Research shows that the amount and the type of carbohydrate in food affects blood glucose levels. This is of utmost importance for diabetics. Not all digestible carbohydrates raise the blood sugar to the same extent and can be classified on the basis of their effect on blood sugar

Rohini Diniz

Studies have shown that eating healthier carbohydrate-rich foods can help ward off a host of chronic conditions. This article deals with what happens to carbohydrates once they are in the body and their effect on blood sugar levels.

When foods containing carbohydrates are eaten, the digestive system breaks down the digestible ones, namely, starch and sugars into glucose which then enters the blood. As the blood sugar levels rise, the beta cells in the pancreas secrete the hormone insulin which signals the cells to absorb the blood sugar for energy or storage causing the blood sugar levels to drop. As the blood sugar levels drop, the alpha cells in the pancreas start making glucagon, a hormone that causes the liver to start breaking the glycogen stores into glucose thereby raising blood sugar levels to normal. This interplay of insulin and glucagon ensures that cells throughout the body especially in the nervous system and brain have a steady supply of glucose and energy for their normal functioning.

In people with diabetes, this cycle does not work properly. In individuals with Type 1 diabetes, insufficient insulin is produced and the cells cannot utilise the blood sugar properly hence there is a tendency for the blood sugar levels to be high. In individuals who develop Type 2 diabetes, initially their cells do not respond to insulin’s signal to utilise the blood sugar. This condition is known as insulin resistance and causes the blood sugar and insulin levels to stay high long after eating. Overtime, insulin resistance causes the beta cells to wear out leading to insufficient insulin production. Insulin resistance is not just a blood sugar problem. It has also been linked to the metabolic syndrome which is a group of conditions – high blood pressure, high blood sugar levels, high levels of triglycerides, low levels of HDL (good) cholesterol, and abdominal obesity. On its own and as part of the metabolic syndrome, insulin resistance can lead to Type 2 diabetes, heart disease, and possibly some cancers. Heredity, sedentary lifestyles, obesity and diets rich in processed carbohydrates can each promote insulin resistance but a combination of all these factors is worse.

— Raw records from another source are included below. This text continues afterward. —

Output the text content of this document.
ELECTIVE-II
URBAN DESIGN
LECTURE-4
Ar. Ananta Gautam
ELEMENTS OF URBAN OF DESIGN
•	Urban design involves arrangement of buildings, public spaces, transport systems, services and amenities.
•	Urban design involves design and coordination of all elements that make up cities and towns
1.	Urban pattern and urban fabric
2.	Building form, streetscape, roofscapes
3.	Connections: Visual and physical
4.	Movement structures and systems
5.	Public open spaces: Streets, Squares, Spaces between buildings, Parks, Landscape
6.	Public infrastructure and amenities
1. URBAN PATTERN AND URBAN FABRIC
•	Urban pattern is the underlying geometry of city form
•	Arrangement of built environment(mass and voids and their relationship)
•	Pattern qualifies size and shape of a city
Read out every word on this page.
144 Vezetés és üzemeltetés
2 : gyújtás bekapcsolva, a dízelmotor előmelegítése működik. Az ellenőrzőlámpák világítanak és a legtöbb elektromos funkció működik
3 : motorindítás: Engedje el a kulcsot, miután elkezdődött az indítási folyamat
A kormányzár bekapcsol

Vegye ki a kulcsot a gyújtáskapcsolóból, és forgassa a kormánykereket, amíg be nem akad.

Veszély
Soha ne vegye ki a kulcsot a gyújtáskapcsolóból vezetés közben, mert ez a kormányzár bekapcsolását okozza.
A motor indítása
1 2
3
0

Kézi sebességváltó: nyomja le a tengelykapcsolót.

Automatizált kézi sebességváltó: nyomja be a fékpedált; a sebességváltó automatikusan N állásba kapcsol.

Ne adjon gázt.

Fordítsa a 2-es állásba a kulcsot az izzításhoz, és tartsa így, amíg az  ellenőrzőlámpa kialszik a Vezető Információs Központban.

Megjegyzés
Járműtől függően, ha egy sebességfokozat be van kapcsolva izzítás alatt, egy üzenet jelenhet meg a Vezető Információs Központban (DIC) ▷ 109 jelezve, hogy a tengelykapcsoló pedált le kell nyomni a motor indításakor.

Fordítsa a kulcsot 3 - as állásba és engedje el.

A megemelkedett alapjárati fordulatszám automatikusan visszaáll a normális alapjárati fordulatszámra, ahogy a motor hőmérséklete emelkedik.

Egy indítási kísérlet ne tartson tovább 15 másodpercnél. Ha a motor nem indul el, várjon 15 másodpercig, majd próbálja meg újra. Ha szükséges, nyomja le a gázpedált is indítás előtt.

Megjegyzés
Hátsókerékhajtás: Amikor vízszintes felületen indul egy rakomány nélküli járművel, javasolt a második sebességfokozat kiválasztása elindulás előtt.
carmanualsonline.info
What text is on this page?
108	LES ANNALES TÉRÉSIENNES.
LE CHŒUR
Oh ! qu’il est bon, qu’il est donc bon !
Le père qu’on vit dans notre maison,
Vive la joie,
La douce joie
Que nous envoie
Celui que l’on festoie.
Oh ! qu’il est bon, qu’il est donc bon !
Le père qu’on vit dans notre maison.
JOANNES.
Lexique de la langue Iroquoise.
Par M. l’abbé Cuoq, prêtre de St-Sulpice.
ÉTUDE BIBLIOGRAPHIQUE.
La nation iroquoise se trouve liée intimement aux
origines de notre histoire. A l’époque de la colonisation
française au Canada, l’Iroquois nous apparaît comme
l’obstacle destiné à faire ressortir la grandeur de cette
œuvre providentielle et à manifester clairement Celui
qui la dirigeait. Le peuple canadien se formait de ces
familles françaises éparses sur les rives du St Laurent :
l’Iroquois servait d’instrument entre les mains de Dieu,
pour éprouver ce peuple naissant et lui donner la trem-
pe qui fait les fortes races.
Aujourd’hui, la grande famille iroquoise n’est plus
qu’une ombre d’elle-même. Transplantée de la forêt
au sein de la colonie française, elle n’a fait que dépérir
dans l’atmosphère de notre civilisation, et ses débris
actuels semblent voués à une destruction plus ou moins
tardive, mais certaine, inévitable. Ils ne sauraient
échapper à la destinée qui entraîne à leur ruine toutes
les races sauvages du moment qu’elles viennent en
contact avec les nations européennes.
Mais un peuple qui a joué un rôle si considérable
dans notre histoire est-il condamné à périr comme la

Research shows that the amount and the type of carbohydrate in food affects blood glucose levels. This is of utmost importance for diabetics. Not all digestible carbohydrates raise the blood sugar to the same extent and can be classified on the basis of their effect on blood sugar. This is measured in terms of Glycemic Index (GI).

The glycemic index or GI is a ranking of carbohydrates on a scale from 0 to 100 according to the extent to which they raise blood sugar levels after eating in comparison to a reference food either glucose or white bread. GI is not related to whether the carbohydrate is simple or complex. Foods with low GI keep one feeling full for a longer time, improve weight loss and help control Type 2 diabetes. Research studies have shown that diets rich in high GI foods cause rapid increase in blood sugar levels and insulin requirements and have been linked to an increased risk for obesity, diabetes, heart disease. The preliminary results of other research studies have shown that diets with high GI are linked to age-related macular degeneration (AMD), infertility and colorectal cancers.